Sur la grande terre ferme nous sommes certains que nos Espagnols, par
leurs cruautés et leurs œuvres néfastes, ont dépeuplé et dévasté des terres pleines
d'hommes doués de raison qui sont aujourd'hui désertes. Ce sont plus de dix
royaumes plus grands que toute l'Espagne, l'Aragon et le Portugal réunis, et
plus de terre qu'il n'y en a deux fois entre Séville et Jérusalem, ce qui fait plus
de deux milles lieues.
Au cours de ces quarante ans, plus de douze millions d'âmes, hommes,
femmes et enfants, sont morts injustement à cause de la tyrannie et des œuvres
infernales1 des chrétiens. C'est un chiffre sûr et véridique. Et en réalité je crois,
et je ne pense pas me tromper, qu'il y en a plus de quinze millions.
Ceux qui sont allés là‑bas et qui se disent chrétiens ont eu principalement deux
manières habituelles d'extirper et de rayer de la face de la terre ces malheureuses
nations. L'une en leur faisant des guerres injustes, cruelles, sanglantes et tyranniques. L'autre, après avoir tué tous ceux qui pourraient désirer la liberté, l'espérer
ou y penser, ou vouloir sortir des tourments qu'ils subissaient, comme tous les
seigneurs naturels et les hommes (car dans les guerres on ne laisse communément
en vie que les jeunes et les femmes), en les opprimant dans la plus dure, la plus
horrible et la plus brutale servitude à laquelle on a jamais soumis hommes ou
bêtes. À ces deux formes de tyrannie infernale se réduisent, se résument et sont
subordonnées toutes les autres, infiniment variées, de destruction de ces peuples.

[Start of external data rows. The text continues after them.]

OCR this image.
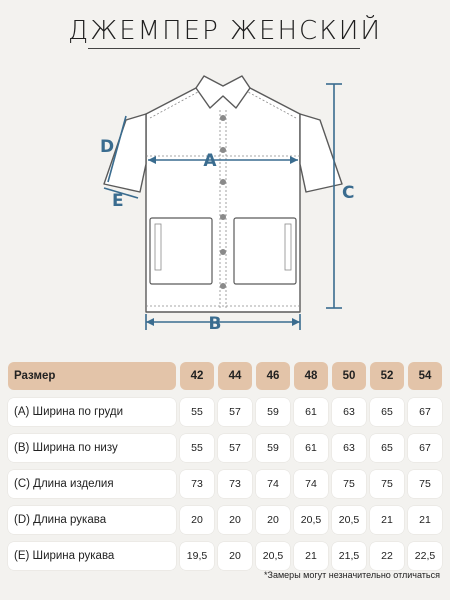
ДЖЕМПЕР ЖЕНСКИЙ
A
B
C
D
E
Размер	42	44	46	48	50	52	54
(A) Ширина по груди	55	57	59	61	63	65	67
(B) Ширина по низу	55	57	59	61	63	65	67
(C) Длина изделия	73	73	74	74	75	75	75
(D) Длина рукава	20	20	20	20,5	20,5	21	21
(E) Ширина рукава	19,5	20	20,5	21	21,5	22	22,5
*Замеры могут незначительно отличаться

Si les chrétiens ont tué et détruit tant et tant d'âmes et de telle qualité, c'est
seulement dans le but d'avoir de l'or, de se gonfler de richesses en très peu de
temps et de s'élever à de hautes positions disproportionnées à leur personne. À
cause de leur cupidité et de leur ambition insatiables2, telles qu'il ne pouvait y
en avoir de pires au monde, et parce que ces terres étaient heureuses et riches, et
ces gens si humbles, si patients et si facilement soumis, ils n'ont eu pour eux ni
respect, ni considération, ni estime. (Je dis la vérité sur ce que je sais et ce que
j'ai vu pendant tout ce temps.) Ils les ont traités je ne dis pas comme des bêtes
(plût à Dieu qu'ils les eussent traités et considérés comme des bêtes), mais pire
que des bêtes et moins que du fumier.
C'est ainsi qu'ils ont pris soin de leurs vies et de leurs âmes, et c'est pourquoi
ces innombrables gens sont morts sans foi et sans sacrements3. Or c'est une
vérité notoire et vérifiée, reconnue et admise par tous, même par les tyrans et les
assassins, que jamais les Indiens de toutes les Indes4 n'ont fait le moindre mal
à des chrétiens. Ils les ont d'abord crus venus du ciel jusqu'à ce que, à plusieurs
reprises, les chrétiens leur aient fait subir, à eux ou à leurs voisins, toutes sortes
de maux, des vols, des meurtres, des violences et des vexations.
Dignes des enfers.
Qui ne peuvent pas être satisfaites.
Sans croire en Dieu et sans avoir reçu les
sacrements de la religion chrétienne (comme le baptême, par exemple).